In The State of Food and Agriculture 2023, the FAO estimates that the hidden health, environmental and social costs caused by unsustainable food systems amount to US$10 trillion a year – or 10% of global GDP. Startlingly, it suggests that the large majority (73%) stem from labour productivity losses driven by unhealthy diets high in ultra-processed foods, particularly in high-income countries.
The second-largest contributor to these hidden costs at around 20% is environmental damage, including greenhouse gas and nitrogen emissions from food and fertiliser production and energy use, water scarcity and ecosystem degradation. This means that the negative environmental impacts of food production are costing national economies US$2 trillion a year.
With the report, the FAO is urging agribusiness firms, as well as policymakers, to start using ‘true cost accounting’ to uncover the hidden impacts of food systems on the environment, health, and livelihoods. This approach would help agrifood system actors be better informed and prepared before making decisions, it says.

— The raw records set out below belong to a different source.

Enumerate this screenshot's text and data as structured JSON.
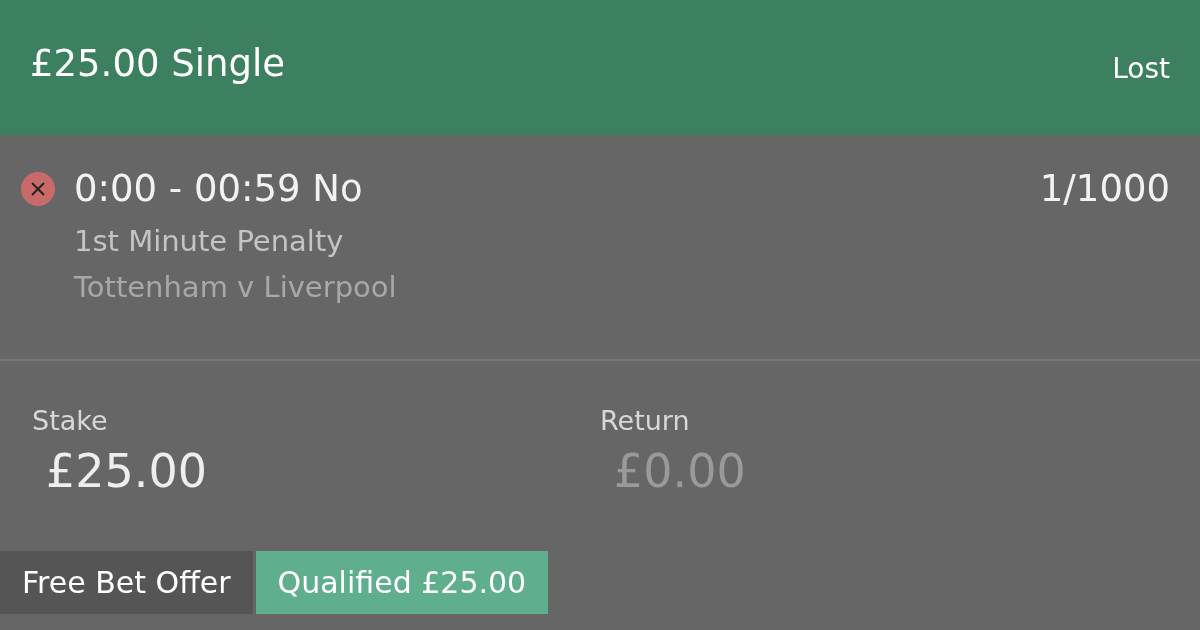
{
  "header": {
    "title": "£25.00 Single",
    "status": "Lost"
  },
  "selection": {
    "lost": true,
    "name": "0:00 - 00:59 No",
    "odds": "1/1000",
    "market": "1st Minute Penalty",
    "event": "Tottenham v Liverpool"
  },
  "amounts": [
    {
      "label": "Stake",
      "value": "£25.00",
      "muted": false
    },
    {
      "label": "Return",
      "value": "£0.00",
      "muted": true
    }
  ],
  "offer": {
    "label": "Free Bet Offer",
    "value": "Qualified £25.00"
  }
}
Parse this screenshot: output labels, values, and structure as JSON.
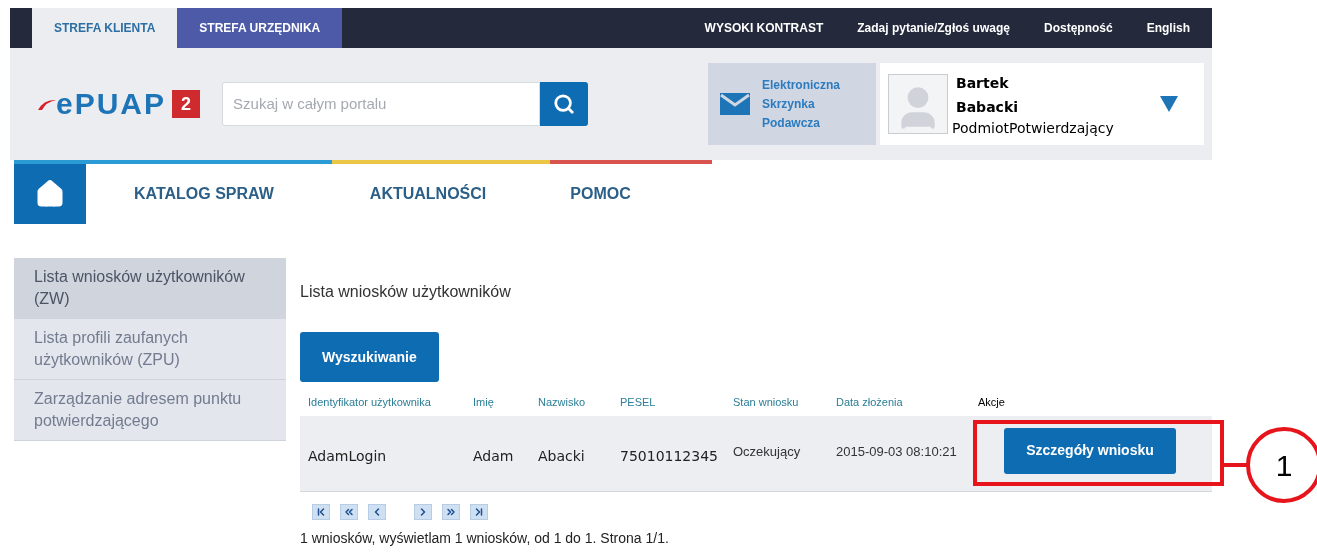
{
  "top_bar": {
    "zones": [
      {
        "label": "STREFA KLIENTA",
        "selected": true
      },
      {
        "label": "STREFA URZĘDNIKA",
        "selected": false
      }
    ],
    "links": [
      "WYSOKI KONTRAST",
      "Zadaj pytanie/Zgłoś uwagę",
      "Dostępność",
      "English"
    ]
  },
  "header": {
    "logo": {
      "text": "ePUAP",
      "badge": "2"
    },
    "search": {
      "placeholder": "Szukaj w całym portalu"
    },
    "mailbox": [
      "Elektroniczna",
      "Skrzynka",
      "Podawcza"
    ],
    "user": {
      "first_name": "Bartek",
      "last_name": "Babacki",
      "role": "PodmiotPotwierdzający"
    }
  },
  "nav": [
    "KATALOG SPRAW",
    "AKTUALNOŚCI",
    "POMOC"
  ],
  "sidebar": [
    {
      "label": "Lista wniosków użytkowników (ZW)",
      "selected": true
    },
    {
      "label": "Lista profili zaufanych użytkowników (ZPU)",
      "selected": false
    },
    {
      "label": "Zarządzanie adresem punktu potwierdzającego",
      "selected": false
    }
  ],
  "main": {
    "title": "Lista wniosków użytkowników",
    "search_button": "Wyszukiwanie",
    "table": {
      "columns": [
        "Identyfikator użytkownika",
        "Imię",
        "Nazwisko",
        "PESEL",
        "Stan wniosku",
        "Data złożenia",
        "Akcje"
      ],
      "rows": [
        {
          "cells": [
            "AdamLogin",
            "Adam",
            "Abacki",
            "75010112345",
            "Oczekujący",
            "2015-09-03 08:10:21"
          ],
          "action": "Szczegóły wniosku",
          "highlighted": true
        }
      ]
    },
    "pagination": [
      {
        "kind": "first"
      },
      {
        "kind": "prev-page"
      },
      {
        "kind": "prev"
      },
      {
        "kind": "next"
      },
      {
        "kind": "next-page"
      },
      {
        "kind": "last"
      }
    ],
    "summary": "1 wniosków, wyświetlam 1 wniosków, od 1 do 1. Strona 1/1."
  },
  "annotation": {
    "label": "1"
  }
}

The report may help sustainability leaders in these companies make a stronger business case for regenerative agriculture. Despite widespread pledges by food giants including PepsiCo, Nestlé and Mars, there are still practical obstacles to the adoption of truly regenerative farming practices – including short-term profit losses. The report cites regenerative agriculture as one of the strategies that can contribute to ecosystem restoration and create “positive externalities”.
True cost accounting and food prices
In advocating for a true cost accounting approach to decision making in the sector, FAO also tries to answer the question of whether the costs associated with reducing negative externalities are likely to be passed on to end consumers.

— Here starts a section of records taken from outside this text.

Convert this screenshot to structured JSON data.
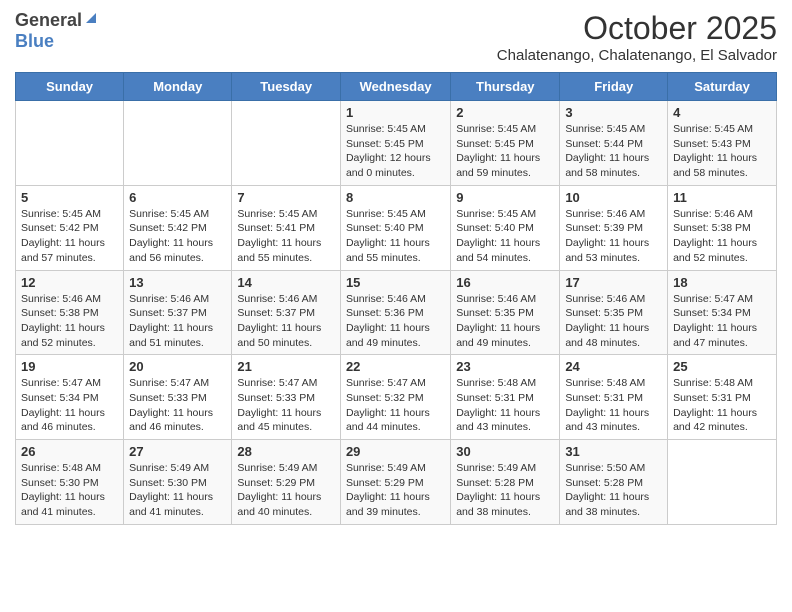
{
  "header": {
    "logo_general": "General",
    "logo_blue": "Blue",
    "month_title": "October 2025",
    "subtitle": "Chalatenango, Chalatenango, El Salvador"
  },
  "weekdays": [
    "Sunday",
    "Monday",
    "Tuesday",
    "Wednesday",
    "Thursday",
    "Friday",
    "Saturday"
  ],
  "weeks": [
    [
      {
        "day": "",
        "sunrise": "",
        "sunset": "",
        "daylight": ""
      },
      {
        "day": "",
        "sunrise": "",
        "sunset": "",
        "daylight": ""
      },
      {
        "day": "",
        "sunrise": "",
        "sunset": "",
        "daylight": ""
      },
      {
        "day": "1",
        "sunrise": "Sunrise: 5:45 AM",
        "sunset": "Sunset: 5:45 PM",
        "daylight": "Daylight: 12 hours and 0 minutes."
      },
      {
        "day": "2",
        "sunrise": "Sunrise: 5:45 AM",
        "sunset": "Sunset: 5:45 PM",
        "daylight": "Daylight: 11 hours and 59 minutes."
      },
      {
        "day": "3",
        "sunrise": "Sunrise: 5:45 AM",
        "sunset": "Sunset: 5:44 PM",
        "daylight": "Daylight: 11 hours and 58 minutes."
      },
      {
        "day": "4",
        "sunrise": "Sunrise: 5:45 AM",
        "sunset": "Sunset: 5:43 PM",
        "daylight": "Daylight: 11 hours and 58 minutes."
      }
    ],
    [
      {
        "day": "5",
        "sunrise": "Sunrise: 5:45 AM",
        "sunset": "Sunset: 5:42 PM",
        "daylight": "Daylight: 11 hours and 57 minutes."
      },
      {
        "day": "6",
        "sunrise": "Sunrise: 5:45 AM",
        "sunset": "Sunset: 5:42 PM",
        "daylight": "Daylight: 11 hours and 56 minutes."
      },
      {
        "day": "7",
        "sunrise": "Sunrise: 5:45 AM",
        "sunset": "Sunset: 5:41 PM",
        "daylight": "Daylight: 11 hours and 55 minutes."
      },
      {
        "day": "8",
        "sunrise": "Sunrise: 5:45 AM",
        "sunset": "Sunset: 5:40 PM",
        "daylight": "Daylight: 11 hours and 55 minutes."
      },
      {
        "day": "9",
        "sunrise": "Sunrise: 5:45 AM",
        "sunset": "Sunset: 5:40 PM",
        "daylight": "Daylight: 11 hours and 54 minutes."
      },
      {
        "day": "10",
        "sunrise": "Sunrise: 5:46 AM",
        "sunset": "Sunset: 5:39 PM",
        "daylight": "Daylight: 11 hours and 53 minutes."
      },
      {
        "day": "11",
        "sunrise": "Sunrise: 5:46 AM",
        "sunset": "Sunset: 5:38 PM",
        "daylight": "Daylight: 11 hours and 52 minutes."
      }
    ],
    [
      {
        "day": "12",
        "sunrise": "Sunrise: 5:46 AM",
        "sunset": "Sunset: 5:38 PM",
        "daylight": "Daylight: 11 hours and 52 minutes."
      },
      {
        "day": "13",
        "sunrise": "Sunrise: 5:46 AM",
        "sunset": "Sunset: 5:37 PM",
        "daylight": "Daylight: 11 hours and 51 minutes."
      },
      {
        "day": "14",
        "sunrise": "Sunrise: 5:46 AM",
        "sunset": "Sunset: 5:37 PM",
        "daylight": "Daylight: 11 hours and 50 minutes."
      },
      {
        "day": "15",
        "sunrise": "Sunrise: 5:46 AM",
        "sunset": "Sunset: 5:36 PM",
        "daylight": "Daylight: 11 hours and 49 minutes."
      },
      {
        "day": "16",
        "sunrise": "Sunrise: 5:46 AM",
        "sunset": "Sunset: 5:35 PM",
        "daylight": "Daylight: 11 hours and 49 minutes."
      },
      {
        "day": "17",
        "sunrise": "Sunrise: 5:46 AM",
        "sunset": "Sunset: 5:35 PM",
        "daylight": "Daylight: 11 hours and 48 minutes."
      },
      {
        "day": "18",
        "sunrise": "Sunrise: 5:47 AM",
        "sunset": "Sunset: 5:34 PM",
        "daylight": "Daylight: 11 hours and 47 minutes."
      }
    ],
    [
      {
        "day": "19",
        "sunrise": "Sunrise: 5:47 AM",
        "sunset": "Sunset: 5:34 PM",
        "daylight": "Daylight: 11 hours and 46 minutes."
      },
      {
        "day": "20",
        "sunrise": "Sunrise: 5:47 AM",
        "sunset": "Sunset: 5:33 PM",
        "daylight": "Daylight: 11 hours and 46 minutes."
      },
      {
        "day": "21",
        "sunrise": "Sunrise: 5:47 AM",
        "sunset": "Sunset: 5:33 PM",
        "daylight": "Daylight: 11 hours and 45 minutes."
      },
      {
        "day": "22",
        "sunrise": "Sunrise: 5:47 AM",
        "sunset": "Sunset: 5:32 PM",
        "daylight": "Daylight: 11 hours and 44 minutes."
      },
      {
        "day": "23",
        "sunrise": "Sunrise: 5:48 AM",
        "sunset": "Sunset: 5:31 PM",
        "daylight": "Daylight: 11 hours and 43 minutes."
      },
      {
        "day": "24",
        "sunrise": "Sunrise: 5:48 AM",
        "sunset": "Sunset: 5:31 PM",
        "daylight": "Daylight: 11 hours and 43 minutes."
      },
      {
        "day": "25",
        "sunrise": "Sunrise: 5:48 AM",
        "sunset": "Sunset: 5:31 PM",
        "daylight": "Daylight: 11 hours and 42 minutes."
      }
    ],
    [
      {
        "day": "26",
        "sunrise": "Sunrise: 5:48 AM",
        "sunset": "Sunset: 5:30 PM",
        "daylight": "Daylight: 11 hours and 41 minutes."
      },
      {
        "day": "27",
        "sunrise": "Sunrise: 5:49 AM",
        "sunset": "Sunset: 5:30 PM",
        "daylight": "Daylight: 11 hours and 41 minutes."
      },
      {
        "day": "28",
        "sunrise": "Sunrise: 5:49 AM",
        "sunset": "Sunset: 5:29 PM",
        "daylight": "Daylight: 11 hours and 40 minutes."
      },
      {
        "day": "29",
        "sunrise": "Sunrise: 5:49 AM",
        "sunset": "Sunset: 5:29 PM",
        "daylight": "Daylight: 11 hours and 39 minutes."
      },
      {
        "day": "30",
        "sunrise": "Sunrise: 5:49 AM",
        "sunset": "Sunset: 5:28 PM",
        "daylight": "Daylight: 11 hours and 38 minutes."
      },
      {
        "day": "31",
        "sunrise": "Sunrise: 5:50 AM",
        "sunset": "Sunset: 5:28 PM",
        "daylight": "Daylight: 11 hours and 38 minutes."
      },
      {
        "day": "",
        "sunrise": "",
        "sunset": "",
        "daylight": ""
      }
    ]
  ]
}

“The basic premise is that it will depend on the hidden cost being addressed and the instruments being used,” it says.For example, addressing the cost of poverty and undernourishment deriving from distributional failure could improve productivity in the food and agriculture sector and ultimately benefit consumers. On the other hand, environmental taxes ”not complemented by advice on how to limit costs where a hidden cost occurs” are likely to result in higher food prices.
“There is always a concern that if we consider all the hidden costs of producing food, prices will go up, but integrating these costs in the decision-making process, as well as in the incentives faced by producers and consumers, is part of a much larger process of agrifood systems transformation,” notes Director General Qu Dongyu.
His comments reflect the opinion of Orson Acosta Romero, Founder of Azolla Projects, who told CSO Futures last month that the idea that regenerative agriculture could not produce the same amount of food to support a growing population was “a myth”.